Since America has begun to sink after crashing into the Trump presidency, the disadvantaged in this country have begun to drown in the flood of white supremacy, patriarchy and other forms of hate-inspired abuse. 

But this is just the tip of the iceberg. 

The Trump presidency has polluted the federal courts with conservative judges bent on turning back the clock on women’s rights, voting rights and every other civil right won through the hard-fought legal battles of the past 60 years. And with the federal courts being seeded with bigots of every stripe, it will be very difficult to reverse the momentum of this country’s march backward into the moral desert that America is again becoming. 

The first waves of the invasion against our humanity have begun. Those Americans deemed “less deserving” are being victimized by bigoted schemes to strip away their voting rights. People of color seeking better lives by immigrating to this country are being denied entry in an obvious plot to keep America as white as possible. 

The disgrace of a man who lounges in the White House is the son of a Ku Klux Klan member, so should we expect any different? 

America is sinking like the Titanic and what can we do about it? One possible answer is that we become more self-reliant – politically, economically and culturally. 

A crude poem found its way into Black culture just after the Titanic sank. It was during the height of the Jim Crow era and African Americans were being severely marginalized in the North and pushed back as close to the condition of slavery as possible in the South. The poem was “Shine.” Shine was the antithetical “Negro” of the early 20th century. In the ghettos of Chicago and the cotton fields of Mississippi, Shine was known as a “Bad N*****” by people who, in an act of defiance, embraced a painfully derogatory word and made it their own as an act of resistance. 

There are many versions of the poem, but in all, Shine is a lowly worker on the luxury liner when it begins to sink.

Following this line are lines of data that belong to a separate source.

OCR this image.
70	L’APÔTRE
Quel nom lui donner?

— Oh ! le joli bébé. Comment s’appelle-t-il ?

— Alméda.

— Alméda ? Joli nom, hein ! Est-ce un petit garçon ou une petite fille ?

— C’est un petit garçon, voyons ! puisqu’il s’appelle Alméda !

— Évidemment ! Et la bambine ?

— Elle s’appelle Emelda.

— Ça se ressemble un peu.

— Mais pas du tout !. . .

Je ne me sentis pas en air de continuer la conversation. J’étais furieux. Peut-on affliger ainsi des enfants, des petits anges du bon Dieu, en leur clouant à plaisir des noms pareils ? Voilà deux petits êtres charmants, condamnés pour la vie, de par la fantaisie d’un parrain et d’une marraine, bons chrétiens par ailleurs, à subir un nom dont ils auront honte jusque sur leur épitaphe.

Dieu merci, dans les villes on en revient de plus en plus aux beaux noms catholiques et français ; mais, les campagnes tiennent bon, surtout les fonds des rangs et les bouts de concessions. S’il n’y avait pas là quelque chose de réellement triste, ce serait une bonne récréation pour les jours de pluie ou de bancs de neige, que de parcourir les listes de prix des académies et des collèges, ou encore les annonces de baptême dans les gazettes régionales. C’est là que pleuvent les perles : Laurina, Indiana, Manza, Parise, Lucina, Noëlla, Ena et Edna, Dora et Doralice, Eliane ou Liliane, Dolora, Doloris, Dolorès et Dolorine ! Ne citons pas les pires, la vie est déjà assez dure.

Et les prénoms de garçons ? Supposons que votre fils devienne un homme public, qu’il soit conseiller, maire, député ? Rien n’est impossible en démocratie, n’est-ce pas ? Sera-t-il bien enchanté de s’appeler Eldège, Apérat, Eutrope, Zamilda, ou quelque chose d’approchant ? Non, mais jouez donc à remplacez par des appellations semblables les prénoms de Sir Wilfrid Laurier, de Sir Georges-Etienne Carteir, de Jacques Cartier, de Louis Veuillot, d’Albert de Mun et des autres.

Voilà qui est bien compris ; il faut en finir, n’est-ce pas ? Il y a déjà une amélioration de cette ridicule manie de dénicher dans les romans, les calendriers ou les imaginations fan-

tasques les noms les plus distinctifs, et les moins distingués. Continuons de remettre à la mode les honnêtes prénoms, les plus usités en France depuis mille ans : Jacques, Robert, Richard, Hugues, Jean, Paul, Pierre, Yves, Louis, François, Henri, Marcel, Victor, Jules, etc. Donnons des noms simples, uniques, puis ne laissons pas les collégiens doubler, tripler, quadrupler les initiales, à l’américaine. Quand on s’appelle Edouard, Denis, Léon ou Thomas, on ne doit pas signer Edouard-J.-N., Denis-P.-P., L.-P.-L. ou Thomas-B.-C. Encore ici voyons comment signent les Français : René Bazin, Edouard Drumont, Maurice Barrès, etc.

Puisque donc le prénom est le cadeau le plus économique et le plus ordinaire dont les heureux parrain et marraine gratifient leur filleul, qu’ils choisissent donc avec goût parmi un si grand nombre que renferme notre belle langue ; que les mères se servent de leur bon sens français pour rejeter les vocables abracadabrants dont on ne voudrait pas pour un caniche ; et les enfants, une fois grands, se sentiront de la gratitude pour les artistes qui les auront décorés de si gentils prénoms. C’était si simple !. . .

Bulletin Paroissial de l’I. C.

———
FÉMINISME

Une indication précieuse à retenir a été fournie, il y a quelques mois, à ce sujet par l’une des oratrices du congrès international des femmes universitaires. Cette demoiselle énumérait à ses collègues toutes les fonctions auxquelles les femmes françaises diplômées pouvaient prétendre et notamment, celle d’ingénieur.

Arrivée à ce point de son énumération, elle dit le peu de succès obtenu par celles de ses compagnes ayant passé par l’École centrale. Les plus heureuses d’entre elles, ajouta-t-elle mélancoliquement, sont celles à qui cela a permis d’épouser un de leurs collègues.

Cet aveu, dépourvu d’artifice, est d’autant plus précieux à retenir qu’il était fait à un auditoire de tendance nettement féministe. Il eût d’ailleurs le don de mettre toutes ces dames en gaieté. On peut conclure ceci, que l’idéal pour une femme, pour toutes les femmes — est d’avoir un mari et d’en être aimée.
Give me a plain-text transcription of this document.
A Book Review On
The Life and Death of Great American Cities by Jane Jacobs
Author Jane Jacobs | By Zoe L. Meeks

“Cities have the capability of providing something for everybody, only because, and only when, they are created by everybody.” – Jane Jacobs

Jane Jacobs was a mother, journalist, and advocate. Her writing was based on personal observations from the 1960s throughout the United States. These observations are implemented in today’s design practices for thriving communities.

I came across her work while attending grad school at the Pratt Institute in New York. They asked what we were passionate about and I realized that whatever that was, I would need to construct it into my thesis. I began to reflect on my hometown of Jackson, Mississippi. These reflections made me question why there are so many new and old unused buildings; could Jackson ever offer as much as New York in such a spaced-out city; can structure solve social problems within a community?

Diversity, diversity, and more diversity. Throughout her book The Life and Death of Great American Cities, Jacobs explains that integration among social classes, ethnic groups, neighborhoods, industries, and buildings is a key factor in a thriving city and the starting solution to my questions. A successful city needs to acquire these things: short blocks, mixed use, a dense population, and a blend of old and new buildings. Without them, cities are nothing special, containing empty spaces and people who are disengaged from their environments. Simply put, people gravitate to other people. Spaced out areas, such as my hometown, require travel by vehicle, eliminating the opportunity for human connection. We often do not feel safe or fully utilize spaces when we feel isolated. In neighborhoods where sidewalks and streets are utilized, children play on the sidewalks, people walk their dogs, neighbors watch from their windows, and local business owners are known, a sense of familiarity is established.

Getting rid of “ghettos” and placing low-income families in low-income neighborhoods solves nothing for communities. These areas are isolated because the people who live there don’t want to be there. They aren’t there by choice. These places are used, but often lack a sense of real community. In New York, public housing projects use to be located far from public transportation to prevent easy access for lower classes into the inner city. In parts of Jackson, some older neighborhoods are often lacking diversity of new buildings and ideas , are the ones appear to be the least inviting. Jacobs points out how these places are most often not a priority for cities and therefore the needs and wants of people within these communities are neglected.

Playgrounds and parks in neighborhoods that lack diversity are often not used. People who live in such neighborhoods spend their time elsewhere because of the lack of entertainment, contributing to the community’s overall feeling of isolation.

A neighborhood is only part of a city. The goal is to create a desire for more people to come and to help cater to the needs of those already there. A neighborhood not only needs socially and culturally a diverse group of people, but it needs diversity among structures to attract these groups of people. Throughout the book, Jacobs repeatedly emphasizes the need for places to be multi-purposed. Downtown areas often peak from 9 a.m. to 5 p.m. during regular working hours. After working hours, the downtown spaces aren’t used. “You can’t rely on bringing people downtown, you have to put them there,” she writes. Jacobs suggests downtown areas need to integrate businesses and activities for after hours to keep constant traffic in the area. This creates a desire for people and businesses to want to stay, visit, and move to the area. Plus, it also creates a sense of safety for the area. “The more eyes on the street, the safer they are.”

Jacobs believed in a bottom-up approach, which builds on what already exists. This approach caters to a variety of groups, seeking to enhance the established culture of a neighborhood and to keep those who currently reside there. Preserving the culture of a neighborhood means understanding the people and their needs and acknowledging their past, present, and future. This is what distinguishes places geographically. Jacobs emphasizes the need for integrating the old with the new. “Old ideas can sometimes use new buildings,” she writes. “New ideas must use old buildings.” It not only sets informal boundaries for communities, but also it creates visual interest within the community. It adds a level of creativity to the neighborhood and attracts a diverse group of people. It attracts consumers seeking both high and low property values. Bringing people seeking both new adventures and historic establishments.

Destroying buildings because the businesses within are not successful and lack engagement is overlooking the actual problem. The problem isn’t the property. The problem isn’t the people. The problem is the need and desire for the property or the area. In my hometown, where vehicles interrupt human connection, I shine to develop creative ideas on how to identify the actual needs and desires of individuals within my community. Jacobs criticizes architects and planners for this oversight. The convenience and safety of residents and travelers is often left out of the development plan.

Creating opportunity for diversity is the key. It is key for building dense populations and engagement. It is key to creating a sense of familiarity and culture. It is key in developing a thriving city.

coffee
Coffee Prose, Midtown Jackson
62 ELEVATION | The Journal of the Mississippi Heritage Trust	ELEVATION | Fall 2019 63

Being denied a seat on a lifeboat, he jumps overboard and begins to swim. The ship’s captain pleads for Shine to save him, but Shine swims on. A rich white woman offers him forbidden sex to save her, but Shine swims on. He overcomes numerous dangers along the way, but by the time news of the Titanic reaches America, Shine is in a bar in Harlem enjoying a drink. 

This commentary is too short to cite all the metaphors in the poem illustrating the impediments confronting African Americans, but the takeaway is that we must rely on ourselves. 

Many African Americans have dubbed the post civil rights era as the “Second Reconstruction” because of the doors that opened to us in education and employment.  But that era is coming to a close. False friends and ineffectual allies will leave us to fend for ourselves. But we must persevere and continue to move forward with our true friends and allies and our sense of self-reliance. 

Difficult days are ahead, but this is not a time for weeping and self-pity. It is time to brace ourselves and throw everything we have into the struggle.